De acuerdo con la partida de nacimiento, la niña nació a principios de julio en el Hospital Español. La mamá es una joven mendocina que vive en un barrio urbano- marginal de Godoy Cruz. El padre, según la documentación, es un médico chileno. Además, presentaron una autorización certificada por una escribana donde se permitía que el hombre pudiese salir con la criatura sin ningún tipo de restricción.

Aun con la documentación en regla, los efectivos sospecharon de la imagen. Aseguraron que les llamó la atención ver a una pareja entre personas del mismo sexo con un bebé tan chiquito. Y aclararon que no se trató de un gesto de homofobia, y que no hubiera pasado lo mismo si la nena hubiese sido más grande.

En el aeropuerto, todos estaban convencidos de que se trataba de una pareja gay. Por eso, llamó la atención cuando en El Algarrobal la mujer que aparece como madre de la beba dijo que había sido fruto de un corto, pero intenso noviazgo, y que la idea de llevarla a Chile era para que la familia paterna pudiese conocerla.

El caso fue notificado en ese momento al Quinto Juzgado de Familia, a cargo de Eleonora Sáez, y se le dio intervención al Organismo Administrativo Local (OAL), para comprobar que no se estuviesen vulnerando los derechos de la niña.

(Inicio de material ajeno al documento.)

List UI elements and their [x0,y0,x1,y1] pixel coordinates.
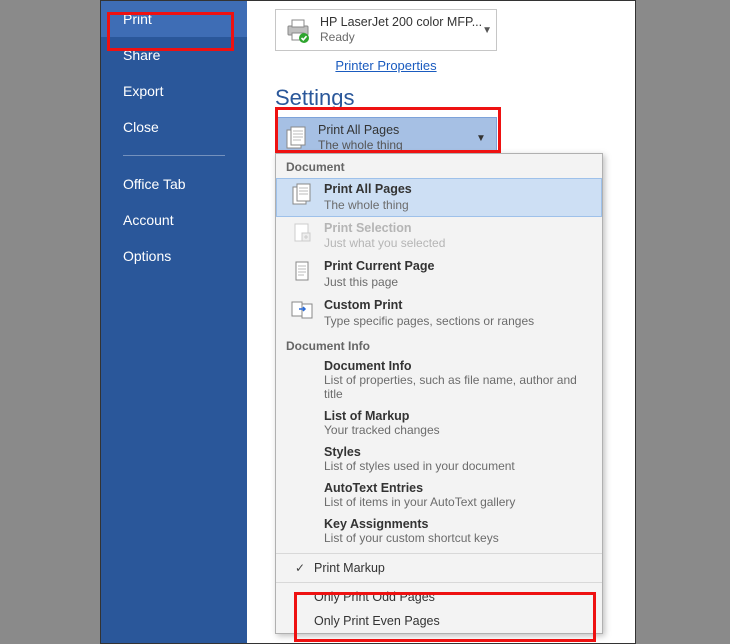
print-settings-pane: HP LaserJet 200 color MFP... Ready ▼ Pri… [247,1,635,643]
combo-sub: The whole thing [318,138,476,152]
sidebar-item-office-tab[interactable]: Office Tab [101,166,247,202]
printer-name: HP LaserJet 200 color MFP... [320,15,482,30]
menu-item-print-current-page[interactable]: Print Current Page Just this page [276,255,602,294]
printer-properties-link[interactable]: Printer Properties [335,58,436,73]
menu-separator [276,553,602,554]
mi-sub: List of items in your AutoText gallery [324,495,592,509]
sidebar-item-export[interactable]: Export [101,73,247,109]
mi-name: Print Selection [324,221,592,237]
single-page-icon [290,259,314,283]
sidebar-item-share[interactable]: Share [101,37,247,73]
group-header-document-info: Document Info [276,333,602,357]
combo-label: Print All Pages [318,123,476,138]
mi-name: List of Markup [324,409,592,423]
menu-item-only-print-even-pages[interactable]: Only Print Even Pages [276,609,602,633]
printer-icon [284,16,312,44]
menu-item-document-info[interactable]: Document Info List of properties, such a… [276,357,602,407]
mi-name: AutoText Entries [324,481,592,495]
check-label: Only Print Even Pages [314,614,440,628]
menu-item-print-markup[interactable]: ✓ Print Markup [276,556,602,580]
mi-sub: Your tracked changes [324,423,592,437]
mi-sub: Just this page [324,275,592,290]
combo-text: Print All Pages The whole thing [318,123,476,152]
settings-heading: Settings [275,85,635,111]
group-header-document: Document [276,154,602,178]
menu-item-autotext-entries[interactable]: AutoText Entries List of items in your A… [276,479,602,515]
mi-sub: List of your custom shortcut keys [324,531,592,545]
menu-item-only-print-odd-pages[interactable]: Only Print Odd Pages [276,585,602,609]
page-selection-icon [290,221,314,245]
app-window: Print Share Export Close Office Tab Acco… [100,0,636,644]
printer-properties-row: Printer Properties [275,57,497,75]
printer-status: Ready [320,30,482,44]
menu-item-styles[interactable]: Styles List of styles used in your docum… [276,443,602,479]
printer-text: HP LaserJet 200 color MFP... Ready [320,15,482,44]
mi-name: Document Info [324,359,592,373]
mi-sub: List of styles used in your document [324,459,592,473]
mi-sub: Type specific pages, sections or ranges [324,314,592,329]
menu-separator [276,582,602,583]
custom-pages-icon [290,298,314,322]
sidebar-item-close[interactable]: Close [101,109,247,145]
mi-name: Key Assignments [324,517,592,531]
menu-item-list-of-markup[interactable]: List of Markup Your tracked changes [276,407,602,443]
check-label: Only Print Odd Pages [314,590,435,604]
mi-name: Print Current Page [324,259,592,275]
mi-name: Styles [324,445,592,459]
menu-item-print-selection: Print Selection Just what you selected [276,217,602,256]
menu-item-print-all-pages[interactable]: Print All Pages The whole thing [276,178,602,217]
chevron-down-icon: ▼ [476,133,488,144]
printer-selector[interactable]: HP LaserJet 200 color MFP... Ready ▼ [275,9,497,51]
sidebar-item-account[interactable]: Account [101,202,247,238]
mi-name: Print All Pages [324,182,592,198]
mi-sub: Just what you selected [324,236,592,251]
pages-icon [284,125,310,151]
menu-item-key-assignments[interactable]: Key Assignments List of your custom shor… [276,515,602,551]
checkmark-icon: ✓ [286,561,314,575]
mi-name: Custom Print [324,298,592,314]
backstage-sidebar: Print Share Export Close Office Tab Acco… [101,1,247,643]
pages-icon [290,182,314,206]
mi-sub: The whole thing [324,198,592,213]
chevron-down-icon: ▼ [482,25,492,36]
sidebar-item-print[interactable]: Print [101,1,247,37]
print-what-dropdown: Document Print All Pages The whole thing… [275,153,603,634]
menu-item-custom-print[interactable]: Custom Print Type specific pages, sectio… [276,294,602,333]
mi-sub: List of properties, such as file name, a… [324,373,592,401]
sidebar-item-options[interactable]: Options [101,238,247,274]
check-label: Print Markup [314,561,385,575]
sidebar-separator [123,155,225,156]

En la PSA, en la Justicia y en el OAL sorprendió la aparición inmediata de un abogado que acompañó a la mujer. Entendían que si la historia era tan simple y fácil de explicar, no había necesidad de recurrir a un profesional.

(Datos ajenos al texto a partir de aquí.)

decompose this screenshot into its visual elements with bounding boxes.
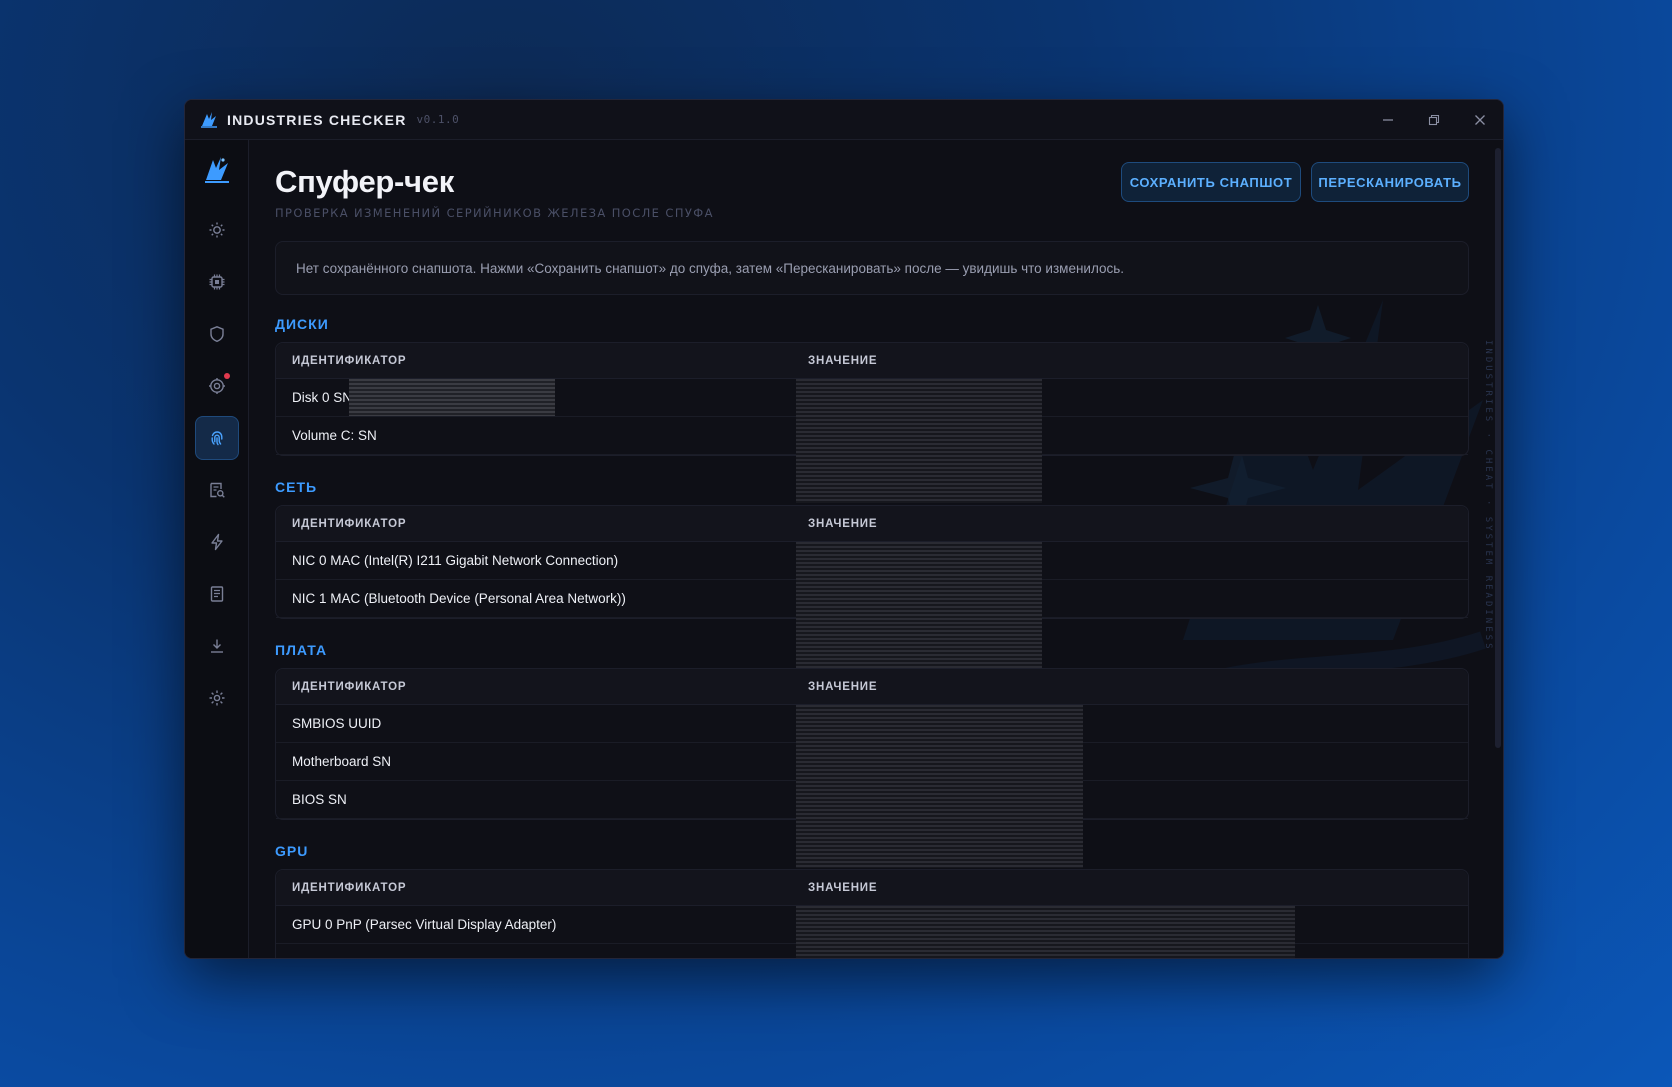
- table-header: ИДЕНТИФИКАТОР ЗНАЧЕНИЕ: [276, 669, 1468, 705]
- row-identifier: NIC 0 MAC (Intel(R) I211 Gigabit Network…: [292, 553, 619, 568]
- redacted-value: [796, 906, 1295, 958]
- column-header-value: ЗНАЧЕНИЕ: [808, 355, 878, 367]
- row-identifier: SMBIOS UUID: [292, 716, 382, 731]
- restore-button[interactable]: [1411, 100, 1457, 140]
- sidebar-logo-icon[interactable]: [201, 154, 233, 186]
- scrollbar[interactable]: [1495, 148, 1501, 748]
- vertical-brand-text: INDUSTRIES · CHEAT · SYSTEM READINESS: [1483, 340, 1493, 652]
- section-title-board: ПЛАТА: [275, 642, 328, 658]
- table-header: ИДЕНТИФИКАТОР ЗНАЧЕНИЕ: [276, 870, 1468, 906]
- column-header-id: ИДЕНТИФИКАТОР: [292, 882, 407, 894]
- bolt-icon: [211, 533, 223, 551]
- sidebar-item-settings[interactable]: [195, 676, 239, 720]
- rescan-button[interactable]: ПЕРЕСКАНИРОВАТЬ: [1311, 162, 1469, 202]
- search-list-icon: [210, 482, 225, 498]
- page-subtitle: ПРОВЕРКА ИЗМЕНЕНИЙ СЕРИЙНИКОВ ЖЕЛЕЗА ПОС…: [275, 206, 714, 220]
- column-header-id: ИДЕНТИФИКАТОР: [292, 518, 407, 530]
- section-title-network: СЕТЬ: [275, 479, 318, 495]
- row-identifier: Volume C: SN: [292, 428, 377, 443]
- redacted-value: [796, 379, 1042, 503]
- sidebar-item-spoofer-check[interactable]: [195, 416, 239, 460]
- save-snapshot-button[interactable]: СОХРАНИТЬ СНАПШОТ: [1121, 162, 1301, 202]
- sidebar-item-downloads[interactable]: [195, 624, 239, 668]
- section-title-disks: ДИСКИ: [275, 316, 329, 332]
- redacted-value: [796, 542, 1042, 668]
- table-header: ИДЕНТИФИКАТОР ЗНАЧЕНИЕ: [276, 343, 1468, 379]
- redacted-value: [349, 379, 555, 416]
- column-header-id: ИДЕНТИФИКАТОР: [292, 681, 407, 693]
- sidebar-item-overview[interactable]: [195, 208, 239, 252]
- sidebar-item-detection[interactable]: [195, 364, 239, 408]
- minimize-button[interactable]: [1365, 100, 1411, 140]
- notification-badge: [224, 373, 230, 379]
- main-content: INDUSTRIES · CHEAT · SYSTEM READINESS Сп…: [249, 140, 1503, 958]
- restore-icon: [1428, 114, 1440, 126]
- sidebar-item-performance[interactable]: [195, 520, 239, 564]
- notice-text: Нет сохранённого снапшота. Нажми «Сохран…: [296, 260, 1125, 276]
- column-header-value: ЗНАЧЕНИЕ: [808, 882, 878, 894]
- sidebar: [185, 140, 249, 958]
- sidebar-item-protection[interactable]: [195, 312, 239, 356]
- board-table: ИДЕНТИФИКАТОР ЗНАЧЕНИЕ SMBIOS UUID Mothe…: [275, 668, 1469, 868]
- download-icon: [211, 639, 223, 653]
- target-icon: [209, 378, 225, 394]
- app-title: INDUSTRIES CHECKER: [227, 111, 407, 128]
- chip-icon: [209, 274, 225, 290]
- sidebar-item-scan-log[interactable]: [195, 468, 239, 512]
- page-title: Спуфер-чек: [275, 164, 454, 199]
- close-icon: [1475, 115, 1485, 125]
- sidebar-item-hardware[interactable]: [195, 260, 239, 304]
- minimize-icon: [1383, 119, 1393, 121]
- redacted-value: [796, 705, 1083, 868]
- row-identifier: Motherboard SN: [292, 754, 392, 769]
- sidebar-item-reports[interactable]: [195, 572, 239, 616]
- document-icon: [210, 586, 224, 602]
- app-logo-icon: [201, 111, 217, 128]
- section-title-gpu: GPU: [275, 843, 309, 859]
- close-button[interactable]: [1457, 100, 1503, 140]
- fingerprint-icon: [211, 431, 223, 446]
- table-header: ИДЕНТИФИКАТОР ЗНАЧЕНИЕ: [276, 506, 1468, 542]
- column-header-value: ЗНАЧЕНИЕ: [808, 518, 878, 530]
- row-identifier: BIOS SN: [292, 792, 347, 807]
- column-header-id: ИДЕНТИФИКАТОР: [292, 355, 407, 367]
- gpu-table: ИДЕНТИФИКАТОР ЗНАЧЕНИЕ GPU 0 PnP (Parsec…: [275, 869, 1469, 958]
- no-snapshot-notice: Нет сохранённого снапшота. Нажми «Сохран…: [275, 241, 1469, 295]
- app-version: v0.1.0: [416, 113, 460, 126]
- row-identifier: GPU 0 PnP (Parsec Virtual Display Adapte…: [292, 917, 557, 932]
- settings-icon: [209, 690, 225, 706]
- app-window: INDUSTRIES CHECKER v0.1.0 INDUSTRIES · C…: [184, 99, 1504, 959]
- row-identifier: Disk 0 SN: [292, 390, 353, 405]
- shield-icon: [210, 326, 224, 343]
- disks-table: ИДЕНТИФИКАТОР ЗНАЧЕНИЕ Disk 0 SN Volume …: [275, 342, 1469, 503]
- network-table: ИДЕНТИФИКАТОР ЗНАЧЕНИЕ NIC 0 MAC (Intel(…: [275, 505, 1469, 668]
- title-bar[interactable]: INDUSTRIES CHECKER v0.1.0: [185, 100, 1503, 140]
- row-identifier: NIC 1 MAC (Bluetooth Device (Personal Ar…: [292, 591, 626, 606]
- column-header-value: ЗНАЧЕНИЕ: [808, 681, 878, 693]
- sun-icon: [209, 222, 225, 238]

Ante la duda, desde el juzgado prohibieron la salida del país de la nena y se envió el expediente al Octavo Juzgado de Familia, que tiene jurisdicción en Godoy Cruz, departamento en el que vive la madre y donde nació la bebé.

En tanto, la Justicia Penal hizo foco en el nombre del abogado: Juan Pablo Rojas Pascual, conocido por manejar una agencia trucha, llamada Argentina Maternity, y que se promociona a través de internet como intermediaria entre quienes no pueden tener hijos y mujeres dispuestas a prestar su vientre para la técnica de gestación por sustitución.

Las dudas se plantean sobre el rol que Rojas Pascual y esta supuesta agencia tienen. Se estima que, por cada intervención, el abogado cobra más de 400 mil pesos. De esa cifra, un monto va para el médico a cargo de los tratamientos; mientras que la mujer gestante recibe entre dos mil y tres mil pesos por mes, además de los gastos que demanda el embarazo. En todo los casos, la chicas viven en zonas consideradas vulnerables.

La Justicia tiene en su poder un mail enviado por Rojas Pascual al Instituto Tersoglio, especializado en técnicas de reproducción asistida, donde ofrece sus servicios como intermediario, en un negocio que, según definió, significará ganancias para todos.